Fullness and staying power
Every food shows a satiety badge: very filling, filling, moderate, or light. The score comes from a reverse-engineered fullness formula that blends calorie density, protein, fiber, and fat, with a cap on beverages since liquid calories barely satiate. Meals get a staying-power tier (strong, solid, moderate, light) based on portion size and the same drivers. Tap the score and the app breaks it into its component terms, so the badge stays inspectable instead of being a black-box number.
Under the hood
A few implementation details:
- Google sign-in with an email allowlist; every table is scoped by user, with a single shared helper for ownership checks.

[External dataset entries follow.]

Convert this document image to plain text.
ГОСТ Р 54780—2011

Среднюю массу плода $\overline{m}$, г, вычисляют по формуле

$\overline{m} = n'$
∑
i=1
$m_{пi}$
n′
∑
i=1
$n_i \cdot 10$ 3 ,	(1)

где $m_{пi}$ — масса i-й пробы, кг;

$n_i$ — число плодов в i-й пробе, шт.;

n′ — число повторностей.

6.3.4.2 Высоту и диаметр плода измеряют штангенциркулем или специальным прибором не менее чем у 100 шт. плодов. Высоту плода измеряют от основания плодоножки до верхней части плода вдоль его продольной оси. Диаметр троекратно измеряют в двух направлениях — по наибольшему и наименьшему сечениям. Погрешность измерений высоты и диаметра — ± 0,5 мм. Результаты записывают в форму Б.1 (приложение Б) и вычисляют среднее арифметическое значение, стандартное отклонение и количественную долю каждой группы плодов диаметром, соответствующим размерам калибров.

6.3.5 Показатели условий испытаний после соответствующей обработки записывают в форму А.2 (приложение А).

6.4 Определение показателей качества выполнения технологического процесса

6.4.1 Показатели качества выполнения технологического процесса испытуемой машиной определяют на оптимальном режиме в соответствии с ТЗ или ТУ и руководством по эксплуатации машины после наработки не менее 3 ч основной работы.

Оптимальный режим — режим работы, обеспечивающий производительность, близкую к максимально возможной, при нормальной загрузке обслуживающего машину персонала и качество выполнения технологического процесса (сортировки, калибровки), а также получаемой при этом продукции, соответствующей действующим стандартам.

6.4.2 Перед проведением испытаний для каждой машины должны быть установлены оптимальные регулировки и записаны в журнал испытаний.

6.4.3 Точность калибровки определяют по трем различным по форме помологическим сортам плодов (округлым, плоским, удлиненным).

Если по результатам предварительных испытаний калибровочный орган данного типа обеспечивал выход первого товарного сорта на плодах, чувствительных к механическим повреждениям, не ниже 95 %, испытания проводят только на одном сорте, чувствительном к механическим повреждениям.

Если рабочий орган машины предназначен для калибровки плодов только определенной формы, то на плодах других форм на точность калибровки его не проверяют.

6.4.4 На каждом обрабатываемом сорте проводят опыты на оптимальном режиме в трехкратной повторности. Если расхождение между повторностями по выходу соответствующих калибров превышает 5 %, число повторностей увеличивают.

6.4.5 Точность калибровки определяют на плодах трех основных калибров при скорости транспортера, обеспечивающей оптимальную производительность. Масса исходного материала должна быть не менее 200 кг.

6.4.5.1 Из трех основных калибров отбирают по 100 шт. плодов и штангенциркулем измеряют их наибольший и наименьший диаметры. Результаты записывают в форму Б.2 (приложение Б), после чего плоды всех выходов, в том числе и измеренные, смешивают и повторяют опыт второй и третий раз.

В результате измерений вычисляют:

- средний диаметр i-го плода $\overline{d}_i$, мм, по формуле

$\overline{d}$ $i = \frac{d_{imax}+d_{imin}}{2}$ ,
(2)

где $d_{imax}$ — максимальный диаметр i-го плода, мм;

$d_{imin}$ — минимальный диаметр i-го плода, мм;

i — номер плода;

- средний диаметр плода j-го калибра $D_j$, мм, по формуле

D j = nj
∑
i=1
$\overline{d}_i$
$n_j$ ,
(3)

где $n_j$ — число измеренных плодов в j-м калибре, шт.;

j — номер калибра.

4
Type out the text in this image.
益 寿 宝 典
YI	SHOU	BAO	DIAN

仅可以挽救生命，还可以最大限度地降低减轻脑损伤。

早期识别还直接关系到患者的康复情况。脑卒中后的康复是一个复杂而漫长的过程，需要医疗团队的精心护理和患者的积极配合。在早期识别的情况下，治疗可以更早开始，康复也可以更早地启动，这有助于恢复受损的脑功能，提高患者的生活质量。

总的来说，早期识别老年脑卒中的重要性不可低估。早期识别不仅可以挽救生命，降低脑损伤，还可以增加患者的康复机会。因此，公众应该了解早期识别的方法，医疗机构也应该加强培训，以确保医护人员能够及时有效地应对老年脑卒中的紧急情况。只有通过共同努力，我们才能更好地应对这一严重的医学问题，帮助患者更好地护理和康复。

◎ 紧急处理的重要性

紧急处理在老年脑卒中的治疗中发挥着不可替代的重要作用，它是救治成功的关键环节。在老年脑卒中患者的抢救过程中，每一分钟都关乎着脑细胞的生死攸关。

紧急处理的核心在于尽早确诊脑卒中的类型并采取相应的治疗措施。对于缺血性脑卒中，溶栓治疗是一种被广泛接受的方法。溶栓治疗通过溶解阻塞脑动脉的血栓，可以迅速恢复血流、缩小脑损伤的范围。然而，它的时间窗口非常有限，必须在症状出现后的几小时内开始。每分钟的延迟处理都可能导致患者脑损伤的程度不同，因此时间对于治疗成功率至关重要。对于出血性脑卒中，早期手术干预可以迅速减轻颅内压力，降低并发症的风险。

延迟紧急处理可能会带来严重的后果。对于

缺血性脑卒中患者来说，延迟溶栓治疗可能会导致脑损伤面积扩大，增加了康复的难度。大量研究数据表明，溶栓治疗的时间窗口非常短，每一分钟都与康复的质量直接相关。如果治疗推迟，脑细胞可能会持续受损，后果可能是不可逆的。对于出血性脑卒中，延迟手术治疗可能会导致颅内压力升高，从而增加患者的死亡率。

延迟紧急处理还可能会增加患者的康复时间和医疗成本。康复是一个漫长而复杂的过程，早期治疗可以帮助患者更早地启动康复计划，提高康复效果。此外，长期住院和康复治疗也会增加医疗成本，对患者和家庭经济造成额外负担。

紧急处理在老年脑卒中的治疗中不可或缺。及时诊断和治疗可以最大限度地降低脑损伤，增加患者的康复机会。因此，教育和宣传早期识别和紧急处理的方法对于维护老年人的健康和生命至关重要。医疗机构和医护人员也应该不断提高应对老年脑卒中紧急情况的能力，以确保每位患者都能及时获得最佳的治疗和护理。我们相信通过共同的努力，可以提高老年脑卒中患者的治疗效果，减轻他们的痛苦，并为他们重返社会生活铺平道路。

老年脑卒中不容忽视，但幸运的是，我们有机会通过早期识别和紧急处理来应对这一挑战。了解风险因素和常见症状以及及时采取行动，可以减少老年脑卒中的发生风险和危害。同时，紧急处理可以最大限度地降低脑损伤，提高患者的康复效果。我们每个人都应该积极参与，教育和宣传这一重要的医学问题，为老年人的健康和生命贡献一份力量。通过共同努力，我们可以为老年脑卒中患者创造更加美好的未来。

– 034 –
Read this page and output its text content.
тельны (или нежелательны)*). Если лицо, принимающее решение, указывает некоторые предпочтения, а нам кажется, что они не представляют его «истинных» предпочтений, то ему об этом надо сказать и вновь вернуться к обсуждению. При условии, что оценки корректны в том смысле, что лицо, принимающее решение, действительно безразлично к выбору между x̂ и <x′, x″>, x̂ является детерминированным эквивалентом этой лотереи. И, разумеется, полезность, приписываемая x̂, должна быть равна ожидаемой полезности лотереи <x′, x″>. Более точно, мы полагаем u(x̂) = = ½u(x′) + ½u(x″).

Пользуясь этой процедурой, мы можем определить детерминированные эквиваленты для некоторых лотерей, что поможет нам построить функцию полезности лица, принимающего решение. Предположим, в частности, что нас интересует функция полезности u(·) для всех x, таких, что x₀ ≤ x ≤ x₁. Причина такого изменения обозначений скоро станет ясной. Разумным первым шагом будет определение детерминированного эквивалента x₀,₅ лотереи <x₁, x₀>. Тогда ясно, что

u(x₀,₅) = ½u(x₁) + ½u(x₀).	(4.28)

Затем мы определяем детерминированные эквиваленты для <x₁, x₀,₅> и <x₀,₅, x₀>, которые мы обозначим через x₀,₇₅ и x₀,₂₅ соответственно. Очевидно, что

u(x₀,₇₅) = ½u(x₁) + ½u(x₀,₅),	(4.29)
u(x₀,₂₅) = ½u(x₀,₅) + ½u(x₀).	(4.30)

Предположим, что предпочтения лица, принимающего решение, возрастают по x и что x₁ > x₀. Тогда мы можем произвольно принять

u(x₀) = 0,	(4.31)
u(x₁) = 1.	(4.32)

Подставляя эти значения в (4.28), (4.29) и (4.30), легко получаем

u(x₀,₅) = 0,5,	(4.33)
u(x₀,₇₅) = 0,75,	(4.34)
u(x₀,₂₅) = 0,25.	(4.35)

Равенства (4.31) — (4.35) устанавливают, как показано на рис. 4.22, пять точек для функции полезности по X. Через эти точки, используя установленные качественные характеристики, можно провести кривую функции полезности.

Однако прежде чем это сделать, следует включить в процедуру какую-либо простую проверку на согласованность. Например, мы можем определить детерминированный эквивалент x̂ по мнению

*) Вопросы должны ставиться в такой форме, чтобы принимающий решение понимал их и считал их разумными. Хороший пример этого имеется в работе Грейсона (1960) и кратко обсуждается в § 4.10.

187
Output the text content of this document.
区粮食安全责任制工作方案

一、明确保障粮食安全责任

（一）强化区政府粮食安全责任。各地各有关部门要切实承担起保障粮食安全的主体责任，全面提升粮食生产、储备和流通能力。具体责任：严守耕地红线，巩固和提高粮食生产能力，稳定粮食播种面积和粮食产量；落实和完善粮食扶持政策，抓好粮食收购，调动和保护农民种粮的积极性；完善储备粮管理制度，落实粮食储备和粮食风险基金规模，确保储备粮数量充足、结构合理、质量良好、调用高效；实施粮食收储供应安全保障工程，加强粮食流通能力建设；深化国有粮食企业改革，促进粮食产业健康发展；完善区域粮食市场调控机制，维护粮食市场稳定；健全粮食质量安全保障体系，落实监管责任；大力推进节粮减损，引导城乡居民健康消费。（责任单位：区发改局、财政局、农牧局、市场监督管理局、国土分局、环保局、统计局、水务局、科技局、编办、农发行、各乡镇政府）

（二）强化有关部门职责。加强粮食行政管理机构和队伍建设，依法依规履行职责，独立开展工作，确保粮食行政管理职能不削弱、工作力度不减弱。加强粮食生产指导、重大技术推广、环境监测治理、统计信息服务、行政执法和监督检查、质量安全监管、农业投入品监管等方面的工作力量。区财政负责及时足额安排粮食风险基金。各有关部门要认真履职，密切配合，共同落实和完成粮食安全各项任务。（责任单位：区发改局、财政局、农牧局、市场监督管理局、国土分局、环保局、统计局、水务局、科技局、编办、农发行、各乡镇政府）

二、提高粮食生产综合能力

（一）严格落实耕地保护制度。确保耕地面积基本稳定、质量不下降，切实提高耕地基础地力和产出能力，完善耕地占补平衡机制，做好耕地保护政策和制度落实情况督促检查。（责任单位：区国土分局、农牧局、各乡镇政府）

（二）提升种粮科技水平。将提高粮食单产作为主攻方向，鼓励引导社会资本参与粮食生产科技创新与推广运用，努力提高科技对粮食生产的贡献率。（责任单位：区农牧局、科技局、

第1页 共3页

- SQLite with additive, idempotent migrations. No Alembic, just PRAGMA-guarded column adds that run on startup.
- iPhone HEIC photos are decoded, EXIF-oriented, downscaled, and re-encoded before hitting the model and storage.
- Installable PWA with a no-flash theme bootstrap (the saved theme is applied before first paint) and six theme options plus a text-size selector.
- Backend tests (pytest) and frontend unit tests for the product math — fullness scoring, weight forecasting, fuzzy search, goal ranking.
Try it
The code is on GitHub at tylercrosse/eatwell. It’s a personal beta, so auth is gated to an allowlist and there’s no public live demo. The README has setup instructions, the API reference, and a short GIF tour. The backend is FastAPI + SQLite, the frontend is Vite + React, and deployment is a single Docker service on Fly.io.
What’s next
The next pieces I’m working on are saved foods, meal templates, and a labeled eval harness to measure AI estimation accuracy against a fixture set.